Thursday, January 9, 2003

Hoxworth opens donor center



By Cindy Schroeder
The Cincinnati Enquirer

FORT THOMAS - More than 20 people did their part to boost blood supplies for Tristate hospitals when Hoxworth Blood Center opened its eighth neighborhood donor center Wednesday in the Fort Thomas Plaza.

HOW TO DONATE
Who can donate: Donors must be 17 or older, weigh at least 110 pounds and be able to provide identification. Blood donors should eat a good meal within four hours of donating.
Where: Hoxworth has eight neighborhood blood donor centers and a fleet of bloodmobiles for blood drives at churches, schools, and community events.
How long: The entire process, including free refreshments to replace the fluid lost through the donation, takes about 25 to 30 minutes.
When: Hours vary from center to center. Visit www.hoxworth.org to find a center and its hours, or call (513) 451-0910.
"We have a very large donor base in the Fort Thomas area," said Michael Anderson, a spokesman for Hoxworth Blood Center. "For years, we've done blood drives at St. Luke Hospital East, which is just down the street, but we'd outgrown the facility. That's why we decided to open another neighborhood (blood donor) center."

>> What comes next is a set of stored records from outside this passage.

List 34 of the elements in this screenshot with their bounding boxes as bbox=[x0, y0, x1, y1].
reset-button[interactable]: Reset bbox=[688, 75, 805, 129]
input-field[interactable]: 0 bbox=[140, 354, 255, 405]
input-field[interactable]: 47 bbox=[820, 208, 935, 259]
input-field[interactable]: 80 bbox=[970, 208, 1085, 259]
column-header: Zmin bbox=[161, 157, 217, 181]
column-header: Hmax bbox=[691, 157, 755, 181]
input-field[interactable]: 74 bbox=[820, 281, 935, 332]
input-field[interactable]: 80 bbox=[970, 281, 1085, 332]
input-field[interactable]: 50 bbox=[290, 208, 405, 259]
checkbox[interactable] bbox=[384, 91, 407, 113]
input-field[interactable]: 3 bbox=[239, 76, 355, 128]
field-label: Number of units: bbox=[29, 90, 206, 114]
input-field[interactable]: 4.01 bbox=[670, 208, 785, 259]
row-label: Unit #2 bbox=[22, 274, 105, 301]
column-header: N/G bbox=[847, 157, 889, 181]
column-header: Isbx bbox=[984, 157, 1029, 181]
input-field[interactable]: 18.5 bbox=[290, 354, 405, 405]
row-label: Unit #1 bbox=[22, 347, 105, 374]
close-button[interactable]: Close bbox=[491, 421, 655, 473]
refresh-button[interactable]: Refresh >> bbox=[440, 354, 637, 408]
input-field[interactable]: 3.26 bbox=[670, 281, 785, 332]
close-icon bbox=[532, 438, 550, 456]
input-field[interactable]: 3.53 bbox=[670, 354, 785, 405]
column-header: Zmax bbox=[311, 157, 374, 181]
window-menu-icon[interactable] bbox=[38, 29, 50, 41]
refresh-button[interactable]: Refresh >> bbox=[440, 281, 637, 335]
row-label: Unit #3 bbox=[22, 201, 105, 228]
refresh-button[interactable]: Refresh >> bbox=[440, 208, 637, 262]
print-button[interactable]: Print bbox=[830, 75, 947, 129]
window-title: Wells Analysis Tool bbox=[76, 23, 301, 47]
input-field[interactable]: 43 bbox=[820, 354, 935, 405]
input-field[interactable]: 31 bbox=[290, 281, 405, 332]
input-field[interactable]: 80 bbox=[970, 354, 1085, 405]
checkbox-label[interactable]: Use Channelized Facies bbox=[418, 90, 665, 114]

At 3 p.m. Tuesday, Hoxworth and the Northern Kentucky Chamber of Commerce will host a ribbon cutting and a reception at the Fort Thomas center.

The 4,000-square-foot center at 90 Alexandria Pike joins neighborhood blood centers in Fort Mitchell, Western Hills, Tri-County, Blue Ash, Anderson Township, Corryville and downtown Cincinnati, Mr. Anderson said. It will serve the Fort Thomas, Dayton, Bellevue, Newport and Alexandria areas, which have 3,016 registered donors.

Hoxworth, which serves 14 counties in Southwest Ohio, Northern Kentucky and Southeast Indiana, provides virtually all of the blood used for patient care at 24 Tristate hospitals. Each day, Hoxworth needs to collect blood from 325 volunteer donors.

As in past years, Tristate blood donations dropped by more than 50 percent during the recent holiday season, Mr. Anderson said.

"Starting about the second week in December, we see a real drop-off in walk-in donors to our centers," he said. Tristate high schools and colleges, which donate about 15 percent of Hoxworth's annual blood supplies, also are closed.

Hoxworth especially needs O positive blood, a common blood type shared by 38 percent of the population, Mr. Anderson said.